At the time my personality was peak Wall Street and I viewed everything in economic terms, and by that measure England is something to be laughed at or pitied. That hasn’t changed in the last three decades; if anything it’s worse. The seaside towns I have walked through are a good example. I’m typing this in a pub where almost nothing works, after spending three nights in three different hotels where almost nothing worked. Where showers are either scalding hot or freezing cold. Where, when the weather turns a bit warmer than usual, people treat ice likes it’s some magical thing that can’t be accessed. Not without offending the Gods. Where everything is small, sad, half-broken and dreary.
Since then, I’ve changed. I get the extra Rolo thing now: it is about moving beyond the material, accepting what you have, which is perfectly fine, and focusing on other things. Sure, you can splurge every now and then, spoil yourself with an eighth Rolo, as a lark, but that’s not the primary point of happiness. From what I’ve seen and heard in my two long walks across England, the English working class is a lot happier, more comfortable in their own skin and content, than the American. They might suffer from many of the same problems, but they seem a lot less angry.
While there’s a lot of reasons for this, I think the main one is, ironically, that the class system is more calcified. In the US there’s this fantasy that anyone can do anything. The elites peddle this all the time: with enough hard work you can be whatever you want to be. The corollary to that is it’s not ok to be working class. You should always be looking to move on, rather than building your own culture. Divorce your class and be better, you loser!
In the UK, the knowledge that you are stuck in your class is actually freeing. The attitude shifts from constantly trying to distance yourself from your community to contributing to it. Or at least being happy with it. Because fuck the elites and their scorn. I’m never gonna be them, so I’ll be what my dad was and my dad’s dad was.

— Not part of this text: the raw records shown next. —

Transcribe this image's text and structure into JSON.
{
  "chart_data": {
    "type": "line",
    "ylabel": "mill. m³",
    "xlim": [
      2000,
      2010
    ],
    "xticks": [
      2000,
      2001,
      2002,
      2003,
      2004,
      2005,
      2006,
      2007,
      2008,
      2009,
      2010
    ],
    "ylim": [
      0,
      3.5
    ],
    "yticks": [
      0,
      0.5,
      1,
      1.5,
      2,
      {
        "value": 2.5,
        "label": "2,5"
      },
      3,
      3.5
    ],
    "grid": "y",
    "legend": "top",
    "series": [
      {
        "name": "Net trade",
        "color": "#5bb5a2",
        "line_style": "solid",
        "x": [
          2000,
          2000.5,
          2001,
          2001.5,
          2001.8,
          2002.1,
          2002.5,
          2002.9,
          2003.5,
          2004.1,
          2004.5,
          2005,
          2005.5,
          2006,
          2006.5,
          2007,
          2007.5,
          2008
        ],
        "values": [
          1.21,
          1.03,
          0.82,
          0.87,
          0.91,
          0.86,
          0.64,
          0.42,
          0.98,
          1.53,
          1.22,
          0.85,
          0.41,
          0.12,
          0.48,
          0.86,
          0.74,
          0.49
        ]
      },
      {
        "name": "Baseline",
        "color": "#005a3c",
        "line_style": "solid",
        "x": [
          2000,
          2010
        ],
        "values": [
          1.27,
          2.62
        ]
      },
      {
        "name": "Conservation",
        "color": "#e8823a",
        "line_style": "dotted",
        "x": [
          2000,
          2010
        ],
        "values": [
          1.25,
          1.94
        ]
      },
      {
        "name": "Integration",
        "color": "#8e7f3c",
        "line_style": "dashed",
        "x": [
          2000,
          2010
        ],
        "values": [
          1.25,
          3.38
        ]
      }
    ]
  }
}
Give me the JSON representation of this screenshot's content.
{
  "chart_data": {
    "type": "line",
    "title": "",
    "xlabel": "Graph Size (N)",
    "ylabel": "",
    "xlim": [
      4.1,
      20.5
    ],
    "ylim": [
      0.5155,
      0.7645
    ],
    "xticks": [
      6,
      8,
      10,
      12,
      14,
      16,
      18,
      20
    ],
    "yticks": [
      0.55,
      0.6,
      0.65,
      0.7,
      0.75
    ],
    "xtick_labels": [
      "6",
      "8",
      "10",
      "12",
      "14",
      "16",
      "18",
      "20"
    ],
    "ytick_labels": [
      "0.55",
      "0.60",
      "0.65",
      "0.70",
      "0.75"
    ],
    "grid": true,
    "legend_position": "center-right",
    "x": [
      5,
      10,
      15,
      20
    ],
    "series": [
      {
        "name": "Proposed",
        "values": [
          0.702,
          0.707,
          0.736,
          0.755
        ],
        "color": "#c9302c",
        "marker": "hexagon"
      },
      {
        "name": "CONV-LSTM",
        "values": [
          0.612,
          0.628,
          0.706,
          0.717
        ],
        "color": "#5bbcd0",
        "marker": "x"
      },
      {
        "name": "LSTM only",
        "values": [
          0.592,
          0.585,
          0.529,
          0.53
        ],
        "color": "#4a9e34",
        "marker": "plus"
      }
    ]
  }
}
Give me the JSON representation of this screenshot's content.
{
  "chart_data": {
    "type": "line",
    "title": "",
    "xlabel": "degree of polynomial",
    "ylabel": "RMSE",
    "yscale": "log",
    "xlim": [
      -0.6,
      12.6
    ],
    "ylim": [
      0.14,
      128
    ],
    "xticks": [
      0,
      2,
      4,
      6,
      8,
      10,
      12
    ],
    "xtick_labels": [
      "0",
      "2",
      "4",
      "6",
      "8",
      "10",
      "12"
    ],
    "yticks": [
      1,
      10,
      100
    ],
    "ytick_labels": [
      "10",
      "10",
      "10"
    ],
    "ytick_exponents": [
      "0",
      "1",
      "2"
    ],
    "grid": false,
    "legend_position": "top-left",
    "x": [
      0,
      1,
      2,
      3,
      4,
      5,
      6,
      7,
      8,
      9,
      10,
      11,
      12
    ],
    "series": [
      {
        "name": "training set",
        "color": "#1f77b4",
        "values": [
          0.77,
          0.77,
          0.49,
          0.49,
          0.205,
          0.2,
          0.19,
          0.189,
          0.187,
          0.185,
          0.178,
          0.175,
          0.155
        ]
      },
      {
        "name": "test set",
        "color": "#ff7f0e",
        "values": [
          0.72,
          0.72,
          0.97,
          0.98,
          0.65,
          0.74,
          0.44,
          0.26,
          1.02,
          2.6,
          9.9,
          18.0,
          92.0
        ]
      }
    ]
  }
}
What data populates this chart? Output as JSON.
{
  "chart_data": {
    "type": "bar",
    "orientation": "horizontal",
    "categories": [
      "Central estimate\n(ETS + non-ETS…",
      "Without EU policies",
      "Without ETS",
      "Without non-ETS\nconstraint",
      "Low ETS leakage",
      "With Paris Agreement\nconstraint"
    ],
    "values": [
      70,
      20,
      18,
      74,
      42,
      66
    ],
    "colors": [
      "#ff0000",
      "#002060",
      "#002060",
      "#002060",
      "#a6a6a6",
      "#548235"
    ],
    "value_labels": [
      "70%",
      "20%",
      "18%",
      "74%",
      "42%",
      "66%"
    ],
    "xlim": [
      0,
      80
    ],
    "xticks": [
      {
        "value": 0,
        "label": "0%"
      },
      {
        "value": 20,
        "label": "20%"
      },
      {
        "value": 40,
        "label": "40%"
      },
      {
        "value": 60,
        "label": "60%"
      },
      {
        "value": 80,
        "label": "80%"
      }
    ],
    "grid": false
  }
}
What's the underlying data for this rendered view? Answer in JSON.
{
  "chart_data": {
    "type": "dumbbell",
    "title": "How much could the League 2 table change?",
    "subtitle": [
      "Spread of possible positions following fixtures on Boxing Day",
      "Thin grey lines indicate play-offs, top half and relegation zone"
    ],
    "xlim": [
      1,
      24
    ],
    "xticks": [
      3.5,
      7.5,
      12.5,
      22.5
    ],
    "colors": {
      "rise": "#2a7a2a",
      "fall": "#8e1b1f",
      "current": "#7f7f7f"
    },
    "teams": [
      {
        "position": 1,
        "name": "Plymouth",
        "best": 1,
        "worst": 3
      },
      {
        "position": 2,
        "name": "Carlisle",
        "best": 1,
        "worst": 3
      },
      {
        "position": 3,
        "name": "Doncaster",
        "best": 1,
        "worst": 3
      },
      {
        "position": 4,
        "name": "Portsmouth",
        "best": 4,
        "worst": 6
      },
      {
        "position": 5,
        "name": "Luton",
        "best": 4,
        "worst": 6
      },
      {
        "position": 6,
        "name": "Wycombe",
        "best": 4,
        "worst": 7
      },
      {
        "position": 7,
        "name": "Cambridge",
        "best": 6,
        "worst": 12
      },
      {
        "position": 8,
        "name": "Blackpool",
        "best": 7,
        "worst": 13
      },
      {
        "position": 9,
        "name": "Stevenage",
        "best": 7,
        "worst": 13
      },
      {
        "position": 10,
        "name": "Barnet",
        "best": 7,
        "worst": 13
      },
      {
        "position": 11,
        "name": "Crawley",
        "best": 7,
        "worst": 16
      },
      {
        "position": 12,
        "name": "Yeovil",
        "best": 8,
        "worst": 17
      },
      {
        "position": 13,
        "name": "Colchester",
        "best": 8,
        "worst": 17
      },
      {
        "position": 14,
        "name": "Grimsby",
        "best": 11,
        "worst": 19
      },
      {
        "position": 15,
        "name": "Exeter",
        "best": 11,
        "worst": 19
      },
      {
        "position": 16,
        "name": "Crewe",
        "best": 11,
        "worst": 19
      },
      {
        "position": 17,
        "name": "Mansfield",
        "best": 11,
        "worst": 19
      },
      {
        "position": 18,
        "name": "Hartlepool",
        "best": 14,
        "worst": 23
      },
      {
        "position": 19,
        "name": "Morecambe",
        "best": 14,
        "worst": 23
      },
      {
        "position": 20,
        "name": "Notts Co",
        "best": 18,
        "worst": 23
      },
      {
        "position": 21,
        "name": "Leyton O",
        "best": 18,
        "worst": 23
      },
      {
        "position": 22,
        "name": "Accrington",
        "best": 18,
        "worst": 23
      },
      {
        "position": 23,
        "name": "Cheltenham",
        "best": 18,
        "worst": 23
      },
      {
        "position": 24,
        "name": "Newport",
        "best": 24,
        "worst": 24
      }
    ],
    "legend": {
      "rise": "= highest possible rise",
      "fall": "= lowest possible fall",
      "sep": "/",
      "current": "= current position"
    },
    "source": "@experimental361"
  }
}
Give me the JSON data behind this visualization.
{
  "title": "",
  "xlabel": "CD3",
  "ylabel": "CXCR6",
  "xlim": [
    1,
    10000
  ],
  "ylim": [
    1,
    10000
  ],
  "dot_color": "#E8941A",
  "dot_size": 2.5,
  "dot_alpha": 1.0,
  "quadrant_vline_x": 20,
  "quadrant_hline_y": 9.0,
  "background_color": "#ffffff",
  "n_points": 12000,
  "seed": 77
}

The result of this is the British seem like a wind-up toy that bumps over and over into a wall, but with a smile on its face. As a former banker, and an American driven to optimism, my first reaction is to find that annoying. But a decade removed from my banker days, I now see things in less material terms. I believe the biggest contributor to happiness is not having tons of stuff, but knowing your address in the universe of meaning. Knowing who you are, and why you’re here, and what will come once you’re gone.
The English working class has that. It is eating mushy fish on pebbly beaches, then heading off to the local for a pint of bitter. That’s the difference between Dover and all the places in the US I’ve visited. They both have addicts — both have people like Sandra who are gaming the system — but in Dover, despite all the dysfunction, despite very little working, there is far more happiness than in the Bronx, or West Virginia.
Chaplins, despite all the visible unhappiness, is a happy place. Everyone that came in knew everyone else, including lying John, and understood them. They knew where they were coming from and what they were going through. Because England, even the “worst” parts, still has a real community, built around a shared history and culture; even if it sometimes gets turned into tourism board silliness, it very much matters. The English know who they are, and are ok with it. That they also got an extra Rolo every now and then is the cherry on the top.